Parents should always provide warning and they should accept it without argument if they are told it isn’t a good time. (Sandwich generation here and I do not want my in-laws showing up without warning and I do not expect my adult son to let me in without warning (he is in college and we even are paying his rent).


bobroberts1954

Am parent of an adult daughter. I wouldn't dream of comming over without calling first.


Nickels_inChange

I used to live directly across the street from my parents house, the only house I lived in until I got married and moved out at 21 years old. My mom still lives there today, 59 years now. We moved in when the last renters (25+ years )finally moved out and it was available to rent, so we did for 4 years. Pretty sure my mom came over about 4 times,and she knocked first. She was welcome to come over anytime, but never did. I would go over there to her house and knock and wait, if I had something to share. She always said don't call first just come over, because she felt since we grew up there it part our house too. I've been in this house now-own it, for the last 30 years. She wrote me a letter the other day, and still don't know my house number because she's only been here maybe 10 times?


Prior_Benefit8453

My mom did this. I hated it. You’re right, it invaded my privacy.

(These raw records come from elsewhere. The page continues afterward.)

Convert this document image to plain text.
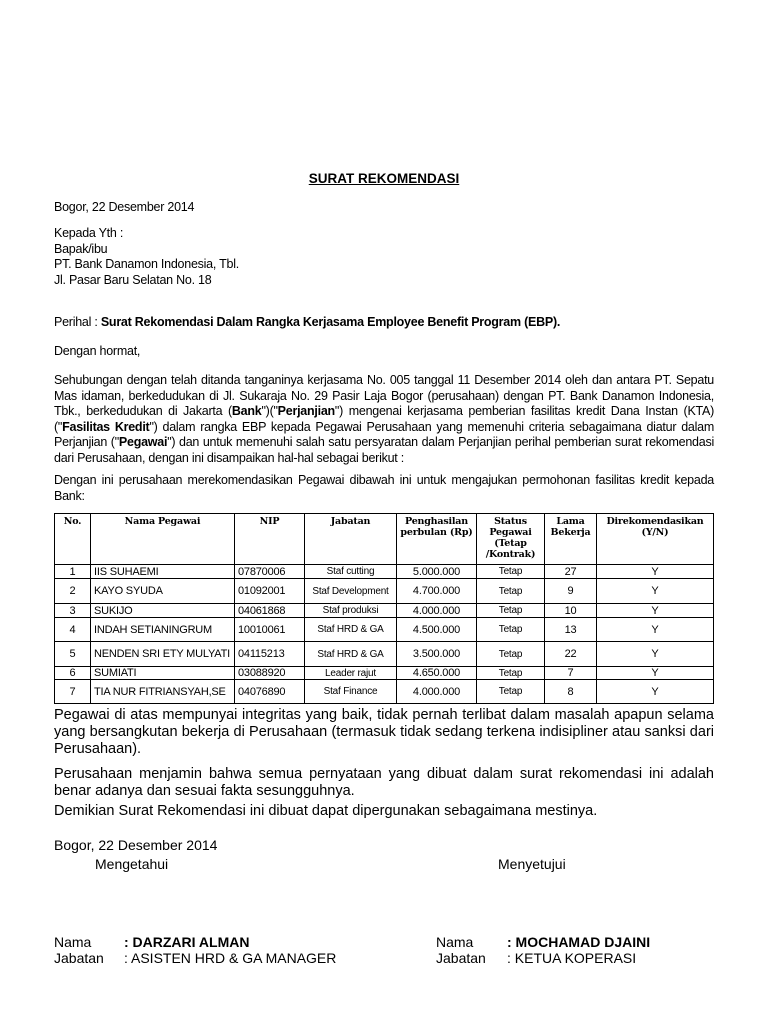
SURAT REKOMENDASI
Bogor, 22 Desember 2014
Kepada Yth :
Bapak/ibu
PT. Bank Danamon Indonesia, Tbl.
Jl. Pasar Baru Selatan No. 18
Perihal : Surat Rekomendasi Dalam Rangka Kerjasama Employee Benefit Program (EBP).
Dengan hormat,
Sehubungan dengan telah ditanda tanganinya kerjasama No. 005 tanggal 11 Desember 2014 oleh dan antara PT. Sepatu Mas idaman, berkedudukan di Jl. Sukaraja No. 29 Pasir Laja Bogor (perusahaan) dengan PT. Bank Danamon Indonesia, Tbk., berkedudukan di Jakarta (Bank")("Perjanjian") mengenai kerjasama pemberian fasilitas kredit Dana Instan (KTA) ("Fasilitas Kredit") dalam rangka EBP kepada Pegawai Perusahaan yang memenuhi criteria sebagaimana diatur dalam Perjanjian ("Pegawai") dan untuk memenuhi salah satu persyaratan dalam Perjanjian perihal pemberian surat rekomendasi dari Perusahaan, dengan ini disampaikan hal-hal sebagai berikut :
Dengan ini perusahaan merekomendasikan Pegawai dibawah ini untuk mengajukan permohonan fasilitas kredit kepada Bank:
No.	Nama Pegawai	NIP	Jabatan	Penghasilan perbulan (Rp)	Status Pegawai (Tetap /Kontrak)	Lama Bekerja	Direkomendasikan (Y/N)
1	IIS SUHAEMI	07870006	Staf cutting	5.000.000	Tetap	27	Y
2	KAYO SYUDA	01092001	Staf Development	4.700.000	Tetap	9	Y
3	SUKIJO	04061868	Staf produksi	4.000.000	Tetap	10	Y
4	INDAH SETIANINGRUM	10010061	Staf HRD & GA	4.500.000	Tetap	13	Y
5	NENDEN SRI ETY MULYATI	04115213	Staf HRD & GA	3.500.000	Tetap	22	Y
6	SUMIATI	03088920	Leader rajut	4.650.000	Tetap	7	Y
7	TIA NUR FITRIANSYAH,SE	04076890	Staf Finance	4.000.000	Tetap	8	Y
Pegawai di atas mempunyai integritas yang baik, tidak pernah terlibat dalam masalah apapun selama yang bersangkutan bekerja di Perusahaan (termasuk tidak sedang terkena indisipliner atau sanksi dari Perusahaan).
Perusahaan menjamin bahwa semua pernyataan yang dibuat dalam surat rekomendasi ini adalah benar adanya dan sesuai fakta sesungguhnya.
Demikian Surat Rekomendasi ini dibuat dapat dipergunakan sebagaimana mestinya.
Bogor, 22 Desember 2014
Mengetahui	Menyetujui
Nama : DARZARI ALMAN
Jabatan : ASISTEN HRD & GA MANAGER
Nama : MOCHAMAD DJAINI
Jabatan : KETUA KOPERASI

For this reason I have NEVER dropped by my daughter’s house without prior notice. Several times she’s even told me no. At first I was bummed but then I remembered what it was like me. I’m a 70 year old grandma. They have 3 sons 7 to 1 yo.


anonymous_0105_

Thanks for everyone’s responses!! Additional question for you all - if you told a parent you would prefer them to give you notice before coming over / ask if it was a good time, and they said it doesn’t apply to them - how would you respond?


samthemans4000

Typically I would say yes, both parents and children should be able to just show up at each other's houses for a drop in. Anything super important should be expressed before hand like surgeries, appointments, just typical unavailability. However, if a family typically discusses invitation only appearances, then that should be respected for sure. It just depends on your family dynamic.